Initially hard pressed by the Germans, Stalin began to explore the possibility of a separate peace with Berlin. Meri's father, Georg, decided that he might be able to save his family by offering his services to Moscow in such an effort. The former deputy foreign minister told the police overseeing those Estonians deported into Russia that he knew all the prominent German officials and could serve as a communications link with them if Moscow would agree to send the members of his family -- his wife and their two children -- to a neutral Scandinavian country.

Intrigued by this possibility, more senior Soviet officials brought him and his family to Moscow, placing him in the Lubyanka prison and his wife and two sons in a hotel. But when the tide of battle turned, all of them were sent back to the Sverdlovsk region and were only able to return to Estonia after the end of the war. Because the family was able to return to their homeland when they did, and because Meri was able to enroll at the University of Tartu earlier and subsequently rise through the various bureaucracies and travel abroad when he did, many in Estonia still maintain a more sinister reading of his father's efforts to save his family -- an interpretation that dogged and infuriated Meri to the end of his life.

After graduating from Tartu, Meri himself worked as a broadcaster and an official in the Soviet copyright agency. He also began his career as a writer and filmmaker, authoring a novel, "Silvery White," which traces the links between the Baltic and the Black Sea in medieval times -- numerous travel books, and many ethnographic films.

Independence


Meri was among those who took part in Estonia's struggle to recover its independence. Because of his gift for languages -- and perhaps even more his gift for friendship -- he became foreign minister in the first Estonian government since World War II to aspire to the recovery of independence.

In 1991, he and his two Baltic colleagues, Janis Jurkans of Latvia and Algirdas Saudargas of Lithuania, traveled the world, pressing sometimes reluctant world leaders to support Baltic aspirations.

After Estonia regained its independence and after a very brief stint as Estonian ambassador in Finland -- another country whose language he spoke to perfection -- Meri was elected and then reelected president of Estonia.

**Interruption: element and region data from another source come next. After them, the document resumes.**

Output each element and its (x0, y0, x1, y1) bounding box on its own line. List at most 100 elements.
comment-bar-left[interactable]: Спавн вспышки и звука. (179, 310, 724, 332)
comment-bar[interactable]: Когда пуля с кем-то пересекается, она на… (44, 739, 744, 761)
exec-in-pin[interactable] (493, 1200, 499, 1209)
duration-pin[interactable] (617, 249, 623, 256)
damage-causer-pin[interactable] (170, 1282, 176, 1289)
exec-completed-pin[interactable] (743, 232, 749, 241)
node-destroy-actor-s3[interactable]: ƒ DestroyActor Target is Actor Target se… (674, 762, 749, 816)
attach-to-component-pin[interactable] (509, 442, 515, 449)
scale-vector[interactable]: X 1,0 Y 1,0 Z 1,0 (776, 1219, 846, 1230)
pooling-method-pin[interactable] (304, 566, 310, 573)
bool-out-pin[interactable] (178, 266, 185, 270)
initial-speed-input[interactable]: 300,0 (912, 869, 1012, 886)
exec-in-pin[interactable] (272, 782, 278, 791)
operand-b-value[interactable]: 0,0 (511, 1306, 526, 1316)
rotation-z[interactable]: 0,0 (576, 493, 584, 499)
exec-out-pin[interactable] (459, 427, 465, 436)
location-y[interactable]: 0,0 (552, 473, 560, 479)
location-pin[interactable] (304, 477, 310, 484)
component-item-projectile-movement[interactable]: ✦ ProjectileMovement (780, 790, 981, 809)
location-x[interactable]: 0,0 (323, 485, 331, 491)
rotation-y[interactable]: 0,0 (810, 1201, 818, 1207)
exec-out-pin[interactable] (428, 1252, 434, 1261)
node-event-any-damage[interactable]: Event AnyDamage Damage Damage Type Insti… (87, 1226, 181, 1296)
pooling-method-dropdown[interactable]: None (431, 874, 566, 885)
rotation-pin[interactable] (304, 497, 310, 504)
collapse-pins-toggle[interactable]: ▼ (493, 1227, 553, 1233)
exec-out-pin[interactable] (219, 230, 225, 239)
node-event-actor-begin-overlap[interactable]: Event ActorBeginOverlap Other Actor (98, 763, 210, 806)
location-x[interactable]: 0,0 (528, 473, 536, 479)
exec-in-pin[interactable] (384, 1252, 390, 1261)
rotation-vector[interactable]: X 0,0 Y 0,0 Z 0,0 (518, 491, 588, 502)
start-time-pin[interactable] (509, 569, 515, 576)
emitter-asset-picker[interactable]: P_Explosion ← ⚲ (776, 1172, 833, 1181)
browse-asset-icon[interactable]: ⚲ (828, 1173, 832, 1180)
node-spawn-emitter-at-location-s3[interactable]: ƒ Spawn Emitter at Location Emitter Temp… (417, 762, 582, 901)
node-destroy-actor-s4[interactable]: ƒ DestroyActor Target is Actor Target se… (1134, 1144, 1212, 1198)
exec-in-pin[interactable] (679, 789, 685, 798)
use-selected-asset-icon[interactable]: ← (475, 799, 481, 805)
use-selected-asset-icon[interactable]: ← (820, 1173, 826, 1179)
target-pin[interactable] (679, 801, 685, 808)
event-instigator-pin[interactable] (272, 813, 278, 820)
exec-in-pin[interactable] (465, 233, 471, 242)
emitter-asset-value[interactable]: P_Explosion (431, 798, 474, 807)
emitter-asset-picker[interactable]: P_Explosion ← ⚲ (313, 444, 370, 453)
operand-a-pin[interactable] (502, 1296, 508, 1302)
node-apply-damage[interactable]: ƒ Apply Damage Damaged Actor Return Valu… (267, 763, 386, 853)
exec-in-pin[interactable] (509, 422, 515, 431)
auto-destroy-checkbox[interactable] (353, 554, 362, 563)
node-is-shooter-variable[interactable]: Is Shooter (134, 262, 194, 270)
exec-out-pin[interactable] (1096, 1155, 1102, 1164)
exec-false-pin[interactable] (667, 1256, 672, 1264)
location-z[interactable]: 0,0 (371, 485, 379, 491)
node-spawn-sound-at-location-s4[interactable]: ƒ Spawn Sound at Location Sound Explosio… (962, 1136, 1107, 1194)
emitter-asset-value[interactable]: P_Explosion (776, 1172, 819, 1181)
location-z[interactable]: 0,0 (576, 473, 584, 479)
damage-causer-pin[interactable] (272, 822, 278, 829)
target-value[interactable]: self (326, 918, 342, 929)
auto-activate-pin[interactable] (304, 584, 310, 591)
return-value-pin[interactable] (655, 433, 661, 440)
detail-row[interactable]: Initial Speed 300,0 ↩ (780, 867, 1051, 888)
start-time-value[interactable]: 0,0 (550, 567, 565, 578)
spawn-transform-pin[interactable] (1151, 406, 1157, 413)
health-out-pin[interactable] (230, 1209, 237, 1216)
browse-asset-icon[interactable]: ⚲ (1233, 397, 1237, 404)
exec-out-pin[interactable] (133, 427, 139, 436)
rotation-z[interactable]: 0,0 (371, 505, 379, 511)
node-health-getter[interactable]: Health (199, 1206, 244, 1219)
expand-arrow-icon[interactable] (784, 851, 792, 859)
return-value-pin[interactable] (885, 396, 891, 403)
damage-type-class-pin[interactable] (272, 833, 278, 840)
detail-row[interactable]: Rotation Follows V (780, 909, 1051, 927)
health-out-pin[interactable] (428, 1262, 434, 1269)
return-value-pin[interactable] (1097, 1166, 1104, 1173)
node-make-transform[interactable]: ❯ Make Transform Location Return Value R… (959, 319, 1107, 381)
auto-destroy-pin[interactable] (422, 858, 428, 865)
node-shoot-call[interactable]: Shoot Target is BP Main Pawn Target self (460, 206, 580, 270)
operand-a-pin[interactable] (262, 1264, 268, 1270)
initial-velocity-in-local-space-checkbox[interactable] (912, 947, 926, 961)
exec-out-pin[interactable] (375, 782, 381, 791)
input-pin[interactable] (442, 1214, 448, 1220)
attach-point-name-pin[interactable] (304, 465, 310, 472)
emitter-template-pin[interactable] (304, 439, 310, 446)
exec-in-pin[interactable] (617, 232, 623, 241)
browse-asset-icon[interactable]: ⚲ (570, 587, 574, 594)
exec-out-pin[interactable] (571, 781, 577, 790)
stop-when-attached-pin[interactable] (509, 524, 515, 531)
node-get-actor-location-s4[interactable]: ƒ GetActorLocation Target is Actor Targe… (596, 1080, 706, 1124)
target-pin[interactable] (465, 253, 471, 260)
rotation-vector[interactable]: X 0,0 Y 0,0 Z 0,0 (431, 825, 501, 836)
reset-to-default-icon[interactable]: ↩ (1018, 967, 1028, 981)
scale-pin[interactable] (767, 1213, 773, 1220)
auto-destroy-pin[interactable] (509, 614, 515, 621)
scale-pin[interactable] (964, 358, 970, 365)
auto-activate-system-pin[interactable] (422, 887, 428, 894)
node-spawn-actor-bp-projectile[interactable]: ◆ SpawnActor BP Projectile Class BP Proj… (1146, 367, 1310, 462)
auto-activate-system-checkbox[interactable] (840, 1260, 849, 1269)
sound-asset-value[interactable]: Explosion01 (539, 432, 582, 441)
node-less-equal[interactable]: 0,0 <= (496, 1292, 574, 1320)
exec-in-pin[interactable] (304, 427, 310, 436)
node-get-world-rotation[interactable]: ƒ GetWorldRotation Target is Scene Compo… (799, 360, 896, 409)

In that capacity, he helped negotiate Russian troop withdrawal, famously holding a very drunk Russian President Boris Yeltsin's arm when the agreement had to be signed, and he laid the groundwork for Estonia's inclusion in the European Union and NATO.

After leaving the presidency, Meri moved to his house on the Viimsi Peninsula near the Estonian capital. From there, he said, he could "watch" over those Estonians who had followed him in the corridors of power.